Another interesting challenge is coming up with strategies to address cultural barriers, not just structural ones. A survey in Redmond was mentioned where police found that teens would rather be arrested for stealing than face the stigma of admitting reliance on social services to get by. Many people who actually qualify for food assistance don’t even use it because of the shame that comes with it. To overcome this, it was suggested that the news oasis we are trying to build is one which transforms the community story (narrative) about food and hunger from consuming & unequal distribution (lack) to the gift exchanges happening in:
• the food system
• human capacity building initiatives for change that are linked to needed policy changes
• the evolution of community interdependence
Commitments and future development
The day ended with positive aspirations and each person writing down a single commitment to take back and start working on.
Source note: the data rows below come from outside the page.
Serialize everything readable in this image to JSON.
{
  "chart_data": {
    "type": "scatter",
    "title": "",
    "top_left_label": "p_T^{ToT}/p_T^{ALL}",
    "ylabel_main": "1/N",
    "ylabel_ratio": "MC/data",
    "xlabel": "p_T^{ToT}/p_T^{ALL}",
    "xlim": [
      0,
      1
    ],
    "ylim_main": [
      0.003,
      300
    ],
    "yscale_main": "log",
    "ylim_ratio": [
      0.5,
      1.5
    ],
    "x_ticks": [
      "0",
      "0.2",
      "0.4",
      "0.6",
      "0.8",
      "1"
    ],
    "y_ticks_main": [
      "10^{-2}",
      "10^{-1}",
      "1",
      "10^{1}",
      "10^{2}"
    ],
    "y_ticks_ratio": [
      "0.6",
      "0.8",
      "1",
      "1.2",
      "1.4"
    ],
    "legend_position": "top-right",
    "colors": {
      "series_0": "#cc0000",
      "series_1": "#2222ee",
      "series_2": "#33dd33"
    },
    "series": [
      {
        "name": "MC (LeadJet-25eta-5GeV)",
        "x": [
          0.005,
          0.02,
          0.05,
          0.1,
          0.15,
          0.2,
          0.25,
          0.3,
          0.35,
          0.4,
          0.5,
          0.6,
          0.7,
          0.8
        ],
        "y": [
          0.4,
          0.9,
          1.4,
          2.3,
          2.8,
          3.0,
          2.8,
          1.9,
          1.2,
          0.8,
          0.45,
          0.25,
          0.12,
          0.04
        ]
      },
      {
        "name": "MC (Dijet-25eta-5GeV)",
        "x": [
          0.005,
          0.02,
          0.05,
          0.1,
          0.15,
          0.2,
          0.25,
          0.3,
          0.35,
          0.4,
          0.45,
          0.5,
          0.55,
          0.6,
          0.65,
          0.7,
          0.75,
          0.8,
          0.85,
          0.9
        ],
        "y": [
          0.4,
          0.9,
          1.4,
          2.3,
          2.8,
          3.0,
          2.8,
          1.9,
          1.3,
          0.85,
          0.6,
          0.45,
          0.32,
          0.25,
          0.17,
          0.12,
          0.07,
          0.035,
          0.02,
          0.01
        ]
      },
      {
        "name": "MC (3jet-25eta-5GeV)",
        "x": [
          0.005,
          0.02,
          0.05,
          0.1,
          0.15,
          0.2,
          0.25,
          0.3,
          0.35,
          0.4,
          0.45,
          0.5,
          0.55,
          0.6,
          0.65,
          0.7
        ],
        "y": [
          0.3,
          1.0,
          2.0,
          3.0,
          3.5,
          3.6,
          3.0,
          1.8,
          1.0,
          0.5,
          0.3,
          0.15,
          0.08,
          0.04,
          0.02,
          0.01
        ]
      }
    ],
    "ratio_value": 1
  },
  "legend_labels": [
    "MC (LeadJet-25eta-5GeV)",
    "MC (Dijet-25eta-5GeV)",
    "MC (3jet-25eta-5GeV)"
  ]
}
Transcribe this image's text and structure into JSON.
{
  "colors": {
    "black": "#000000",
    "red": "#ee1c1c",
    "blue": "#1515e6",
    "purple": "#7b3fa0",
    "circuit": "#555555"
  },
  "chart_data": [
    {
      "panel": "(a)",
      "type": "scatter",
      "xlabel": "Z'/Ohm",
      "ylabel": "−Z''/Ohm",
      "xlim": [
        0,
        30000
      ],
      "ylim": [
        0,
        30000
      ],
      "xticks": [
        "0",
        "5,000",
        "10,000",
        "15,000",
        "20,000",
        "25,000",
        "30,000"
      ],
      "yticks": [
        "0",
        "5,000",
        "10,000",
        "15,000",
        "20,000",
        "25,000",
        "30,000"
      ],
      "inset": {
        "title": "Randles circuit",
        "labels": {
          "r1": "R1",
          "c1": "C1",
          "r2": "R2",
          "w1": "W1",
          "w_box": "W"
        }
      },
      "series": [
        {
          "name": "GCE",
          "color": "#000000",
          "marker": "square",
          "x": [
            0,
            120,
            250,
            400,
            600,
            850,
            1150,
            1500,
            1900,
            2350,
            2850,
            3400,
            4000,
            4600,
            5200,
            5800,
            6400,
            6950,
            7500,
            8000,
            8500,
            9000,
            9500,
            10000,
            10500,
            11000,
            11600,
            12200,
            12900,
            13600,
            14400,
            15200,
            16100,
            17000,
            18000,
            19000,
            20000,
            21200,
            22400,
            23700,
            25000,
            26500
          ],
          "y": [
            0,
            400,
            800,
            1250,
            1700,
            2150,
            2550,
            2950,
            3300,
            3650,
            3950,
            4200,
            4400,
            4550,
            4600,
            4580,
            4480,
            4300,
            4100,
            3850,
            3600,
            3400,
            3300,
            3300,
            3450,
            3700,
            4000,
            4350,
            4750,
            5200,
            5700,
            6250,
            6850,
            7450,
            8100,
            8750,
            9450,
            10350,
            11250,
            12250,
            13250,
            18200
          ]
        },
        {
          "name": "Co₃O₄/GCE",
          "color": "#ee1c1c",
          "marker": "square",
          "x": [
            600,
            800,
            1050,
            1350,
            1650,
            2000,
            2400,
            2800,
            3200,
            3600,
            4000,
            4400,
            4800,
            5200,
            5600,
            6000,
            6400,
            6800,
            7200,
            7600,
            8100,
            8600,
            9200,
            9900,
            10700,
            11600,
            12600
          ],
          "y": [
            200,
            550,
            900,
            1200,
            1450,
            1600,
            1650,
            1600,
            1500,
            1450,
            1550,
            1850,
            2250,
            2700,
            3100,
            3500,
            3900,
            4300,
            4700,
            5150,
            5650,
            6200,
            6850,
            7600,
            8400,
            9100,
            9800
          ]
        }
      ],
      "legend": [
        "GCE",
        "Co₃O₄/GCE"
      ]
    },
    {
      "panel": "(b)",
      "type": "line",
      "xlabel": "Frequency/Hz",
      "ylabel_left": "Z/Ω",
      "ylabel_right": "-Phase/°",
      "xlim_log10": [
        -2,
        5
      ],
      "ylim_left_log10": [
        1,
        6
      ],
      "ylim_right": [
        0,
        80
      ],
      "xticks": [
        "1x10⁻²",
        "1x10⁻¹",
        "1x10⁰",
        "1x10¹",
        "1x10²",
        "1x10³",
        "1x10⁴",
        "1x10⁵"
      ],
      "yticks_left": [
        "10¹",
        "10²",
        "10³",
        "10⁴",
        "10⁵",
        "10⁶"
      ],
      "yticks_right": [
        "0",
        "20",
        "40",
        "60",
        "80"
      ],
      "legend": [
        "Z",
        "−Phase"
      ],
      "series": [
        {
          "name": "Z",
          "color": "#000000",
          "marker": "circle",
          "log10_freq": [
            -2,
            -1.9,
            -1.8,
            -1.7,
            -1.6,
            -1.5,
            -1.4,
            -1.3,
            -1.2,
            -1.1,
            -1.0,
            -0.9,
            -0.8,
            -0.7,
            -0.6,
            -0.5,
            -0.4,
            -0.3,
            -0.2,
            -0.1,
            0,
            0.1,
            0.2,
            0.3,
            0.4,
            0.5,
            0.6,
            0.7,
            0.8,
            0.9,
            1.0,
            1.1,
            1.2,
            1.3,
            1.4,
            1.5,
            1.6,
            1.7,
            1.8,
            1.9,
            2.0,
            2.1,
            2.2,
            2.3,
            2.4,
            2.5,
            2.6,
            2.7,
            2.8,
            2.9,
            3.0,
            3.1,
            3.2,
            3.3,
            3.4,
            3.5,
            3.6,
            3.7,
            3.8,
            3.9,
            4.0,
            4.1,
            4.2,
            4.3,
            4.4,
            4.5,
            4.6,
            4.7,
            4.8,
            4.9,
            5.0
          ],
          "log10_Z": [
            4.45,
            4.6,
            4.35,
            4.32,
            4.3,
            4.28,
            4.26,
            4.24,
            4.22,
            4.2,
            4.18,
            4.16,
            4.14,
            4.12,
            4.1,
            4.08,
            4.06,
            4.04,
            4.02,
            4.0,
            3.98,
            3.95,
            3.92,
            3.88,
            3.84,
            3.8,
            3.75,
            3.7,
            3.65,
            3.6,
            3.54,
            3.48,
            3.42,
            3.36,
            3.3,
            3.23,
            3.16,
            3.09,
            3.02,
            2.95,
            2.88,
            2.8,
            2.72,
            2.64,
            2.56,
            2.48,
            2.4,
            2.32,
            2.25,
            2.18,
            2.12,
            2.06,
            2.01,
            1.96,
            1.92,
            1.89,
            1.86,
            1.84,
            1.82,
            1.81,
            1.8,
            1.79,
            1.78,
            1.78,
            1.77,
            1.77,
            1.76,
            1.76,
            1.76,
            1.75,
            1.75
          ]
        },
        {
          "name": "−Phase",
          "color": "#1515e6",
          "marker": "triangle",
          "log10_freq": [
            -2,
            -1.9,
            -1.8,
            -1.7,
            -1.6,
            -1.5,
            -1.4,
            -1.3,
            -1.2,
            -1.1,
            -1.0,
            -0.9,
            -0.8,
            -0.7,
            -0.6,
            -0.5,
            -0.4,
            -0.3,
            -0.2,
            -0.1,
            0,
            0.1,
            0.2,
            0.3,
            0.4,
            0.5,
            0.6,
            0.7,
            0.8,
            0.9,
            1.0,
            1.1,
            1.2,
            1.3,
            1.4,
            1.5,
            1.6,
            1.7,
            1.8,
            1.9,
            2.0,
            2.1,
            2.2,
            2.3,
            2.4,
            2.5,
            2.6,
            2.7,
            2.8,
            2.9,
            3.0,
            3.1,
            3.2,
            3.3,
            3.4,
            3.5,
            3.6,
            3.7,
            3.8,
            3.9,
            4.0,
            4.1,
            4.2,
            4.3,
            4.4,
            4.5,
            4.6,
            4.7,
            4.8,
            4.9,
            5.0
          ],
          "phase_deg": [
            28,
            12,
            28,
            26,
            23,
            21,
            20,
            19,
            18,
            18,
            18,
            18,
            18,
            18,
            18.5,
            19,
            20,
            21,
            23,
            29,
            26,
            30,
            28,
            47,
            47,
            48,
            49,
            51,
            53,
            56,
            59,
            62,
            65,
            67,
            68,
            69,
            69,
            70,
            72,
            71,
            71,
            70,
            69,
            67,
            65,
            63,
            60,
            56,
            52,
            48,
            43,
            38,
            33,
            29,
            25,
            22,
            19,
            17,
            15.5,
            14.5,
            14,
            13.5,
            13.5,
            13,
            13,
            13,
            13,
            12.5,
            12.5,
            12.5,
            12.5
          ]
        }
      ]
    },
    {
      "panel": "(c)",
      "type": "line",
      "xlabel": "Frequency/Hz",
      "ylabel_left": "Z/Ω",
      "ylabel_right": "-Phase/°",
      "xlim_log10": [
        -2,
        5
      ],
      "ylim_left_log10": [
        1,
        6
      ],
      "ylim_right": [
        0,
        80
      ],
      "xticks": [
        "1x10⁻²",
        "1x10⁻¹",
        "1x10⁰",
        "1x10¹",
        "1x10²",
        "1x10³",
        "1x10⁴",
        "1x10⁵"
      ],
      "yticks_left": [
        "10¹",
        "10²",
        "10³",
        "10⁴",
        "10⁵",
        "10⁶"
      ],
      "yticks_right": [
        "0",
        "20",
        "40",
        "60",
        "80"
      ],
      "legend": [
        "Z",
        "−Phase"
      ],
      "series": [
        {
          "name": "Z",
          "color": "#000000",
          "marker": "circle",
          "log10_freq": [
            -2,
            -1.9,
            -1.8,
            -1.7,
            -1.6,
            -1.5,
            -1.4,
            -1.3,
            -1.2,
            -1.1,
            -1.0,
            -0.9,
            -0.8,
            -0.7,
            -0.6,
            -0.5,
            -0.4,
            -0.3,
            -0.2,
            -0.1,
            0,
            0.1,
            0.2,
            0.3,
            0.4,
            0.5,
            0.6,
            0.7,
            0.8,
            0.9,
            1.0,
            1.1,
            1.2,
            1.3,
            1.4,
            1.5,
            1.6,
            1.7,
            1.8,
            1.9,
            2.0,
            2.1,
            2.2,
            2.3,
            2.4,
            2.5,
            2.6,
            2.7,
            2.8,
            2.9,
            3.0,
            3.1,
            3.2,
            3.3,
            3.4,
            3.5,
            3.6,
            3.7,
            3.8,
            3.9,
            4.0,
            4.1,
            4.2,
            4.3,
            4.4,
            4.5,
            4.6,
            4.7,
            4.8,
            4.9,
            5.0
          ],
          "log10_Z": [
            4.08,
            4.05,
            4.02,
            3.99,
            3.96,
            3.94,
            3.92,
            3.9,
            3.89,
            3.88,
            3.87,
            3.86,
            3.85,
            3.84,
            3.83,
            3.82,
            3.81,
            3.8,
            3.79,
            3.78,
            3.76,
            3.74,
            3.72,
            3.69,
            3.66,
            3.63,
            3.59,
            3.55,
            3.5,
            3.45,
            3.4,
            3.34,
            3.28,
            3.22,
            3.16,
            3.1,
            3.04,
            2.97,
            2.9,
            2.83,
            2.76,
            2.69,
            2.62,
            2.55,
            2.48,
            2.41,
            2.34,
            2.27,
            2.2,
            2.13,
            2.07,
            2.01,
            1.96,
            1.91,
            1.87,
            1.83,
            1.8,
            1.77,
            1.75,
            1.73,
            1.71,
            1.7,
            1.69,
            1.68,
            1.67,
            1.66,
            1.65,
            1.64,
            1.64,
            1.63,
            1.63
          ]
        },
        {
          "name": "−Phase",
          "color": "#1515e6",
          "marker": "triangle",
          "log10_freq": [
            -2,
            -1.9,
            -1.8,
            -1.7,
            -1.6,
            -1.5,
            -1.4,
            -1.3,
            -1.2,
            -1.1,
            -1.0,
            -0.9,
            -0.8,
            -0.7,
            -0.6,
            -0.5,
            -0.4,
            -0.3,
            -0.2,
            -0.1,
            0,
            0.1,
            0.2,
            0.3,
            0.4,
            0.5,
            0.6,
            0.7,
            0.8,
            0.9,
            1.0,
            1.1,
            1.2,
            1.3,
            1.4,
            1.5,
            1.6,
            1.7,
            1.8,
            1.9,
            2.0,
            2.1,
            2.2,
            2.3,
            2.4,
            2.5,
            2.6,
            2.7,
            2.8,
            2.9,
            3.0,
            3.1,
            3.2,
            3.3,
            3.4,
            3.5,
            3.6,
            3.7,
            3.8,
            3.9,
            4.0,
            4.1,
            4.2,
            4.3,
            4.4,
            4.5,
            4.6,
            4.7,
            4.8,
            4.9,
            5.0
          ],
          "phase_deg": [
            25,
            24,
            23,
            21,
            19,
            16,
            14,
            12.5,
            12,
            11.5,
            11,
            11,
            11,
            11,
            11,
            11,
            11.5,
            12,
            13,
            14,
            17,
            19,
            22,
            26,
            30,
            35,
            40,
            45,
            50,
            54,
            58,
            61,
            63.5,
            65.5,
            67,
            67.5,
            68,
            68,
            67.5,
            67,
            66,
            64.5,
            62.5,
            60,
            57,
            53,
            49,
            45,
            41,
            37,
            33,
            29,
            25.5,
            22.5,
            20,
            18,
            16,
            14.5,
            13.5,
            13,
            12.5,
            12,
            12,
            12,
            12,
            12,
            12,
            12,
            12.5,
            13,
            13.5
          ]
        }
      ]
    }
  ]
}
On the support side, Nourishing Networks (@nourishnetworks) has launched several community chapters and is enthusiastic about bringing in more entrepreneurs into the scene. On the policy side, Erin MacDougall, was there on behalf of the Healthy Eating and Active Living Program for Seattle & King County, and is quite passionate about taking on the systemic challenges that lead to difficulty accessing good healthy food. Our agreed focus for the news oasis is to connect community and journalists around issues of community need/civic importance to:
• Tell stories that matter because they link to felt need in community.
• Support community members to tell their own stories (create, disseminate and use their own stories) and link them to the “big” stories about the whole system.